# Middle name for our baby boy Hayden..



## Beautiful11

So after so many discussions and tantrums i think we have both agreed on the name Hayden/Dennie for short. i love this name as its different and my Grandad's name is Dennis he was called Dennie when he was little. My name is Shannen-Lynn so double barreled and id LOVE for our little man to have a double barreled first name too instead of a middle name i guess so Hayden-? i liked Hayden-Lee as its DH's middle name and i think it flows but my stepdads first name is Lee and my actual Dad despises him and wouldnt see it as a good thing ( i can so do without the stress ) any other suggestions that just flow...? preferably nothing beginning with H as he will be Hayden Hopper! too many H's for sure :haha:


----------



## MrsMcCurdy

Hayden-Andrew ?


----------



## Beautiful11

MrsMcCurdy said:


> Hayden-Andrew ?

Im not to sure thank you for your input anyway :flow::thumbup:


----------



## BabyDinoMummy

Hayden-Jay?
Hayden-John?
Hayden-Ray?
Hayden-Luke?
Hayden-Oliver?
Hayden-Zeke?
Hayden-Jett?
Hayden-Finn?
Hayden-Rhys?


----------



## RubyRainbows

Wow this is a tricky one! Double barreled, hyphenated names aren't very common for boy's.

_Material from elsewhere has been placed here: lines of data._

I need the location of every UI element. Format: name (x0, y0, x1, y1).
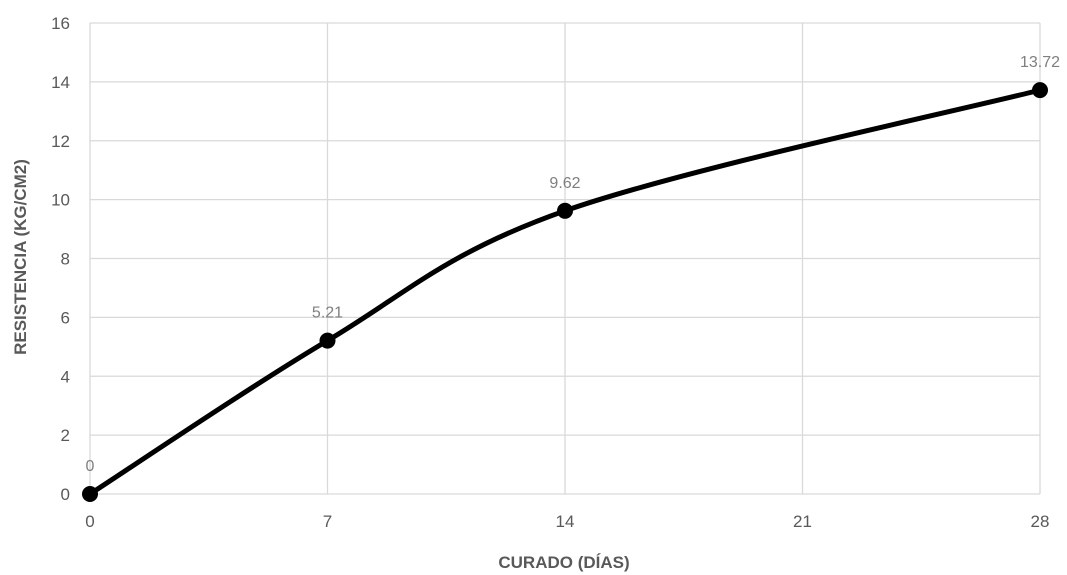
y-tick-label: 16 (51, 14, 70, 33)
series-layer (82, 82, 1048, 502)
y-tick-label: 2 (61, 426, 70, 445)
data-point-marker (557, 202, 573, 219)
y-tick-label: 12 (51, 132, 70, 151)
y-tick-label: 14 (51, 73, 70, 92)
series-line (87, 87, 1043, 497)
x-axis-title: CURADO (DÍAS) (498, 553, 629, 572)
data-point-marker (1032, 82, 1048, 99)
data-label: 0 (86, 458, 95, 475)
data-labels: 0 5.21 9.62 13.72 (86, 54, 1061, 475)
data-label: 5.21 (312, 305, 343, 322)
data-label: 9.62 (549, 175, 580, 192)
x-tick-label: 28 (1031, 512, 1050, 531)
y-tick-label: 0 (61, 485, 70, 504)
data-point-marker (82, 486, 98, 502)
data-point-marker (319, 332, 336, 349)
x-tick-label: 14 (556, 512, 575, 531)
grid-layer (89, 22, 1041, 495)
y-tick-label: 8 (61, 250, 70, 269)
y-axis-title: RESISTENCIA (KG/CM2) (11, 159, 30, 355)
x-tick-label: 7 (323, 512, 332, 531)
x-tick-label: 0 (85, 512, 94, 531)
y-tick-label: 6 (61, 308, 70, 327)
data-label: 13.72 (1020, 54, 1060, 71)
y-tick-label: 4 (61, 367, 70, 386)
y-tick-label: 10 (51, 191, 70, 210)
x-tick-label: 21 (793, 512, 812, 531)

Congrats on coming up with a name you love, that allows you to use the nn Dennie, after your Grandfather! :thumbup:

Hayden-Jo
Hayden-Jay
Hayden-Shea

Personally I think it would just be better to give the baby a middle name that flows well, like:

Hayden Michael
Hayden James
Hayden Christopher

And maybe save the hyphenated name for if you have a baby girl in the future.


----------



## JJKCB

hyphen names that flow:

Lee
Jay
Ray
James
Joe
Jack
John
Dean


----------



## wannabemomy37

I personally wouldn't go for a hyphenated first name, especially for a boy, but some suggestions would be:
Hayden-Jade
Hayden-Kyle
Hayden-Louis
Hayden-Thomas

My fave would be just Hayden Thomas Hopper.

Also wanted to point out that a PP suggestion Andrew is nice but would give him the initials HAH. Perhaps not a big deal but thought I'd point it out.


----------



## Mummymoo_x

I like Hayden-Joe 
Cant really think of any more from the top of my head. But I'd keep the name short as you dont want the name to be too much of a mouthful :)


----------



## Beautiful11

After all of that my DH is insistent we call Him Hayden Lee Hopper no connection etc haha his words were this is our baby our choice his middle name is Lee too so it was important to him i suppose we will just have to wait and see:dohh: i believe he will Defiantly be a Hayden though <3


----------



## Mummymoo_x

Hayden Lee Hopper is nice. X


----------



## Beautiful11

Mummymoo_x said:


> Hayden Lee Hopper is nice. X

Thank you :) x


----------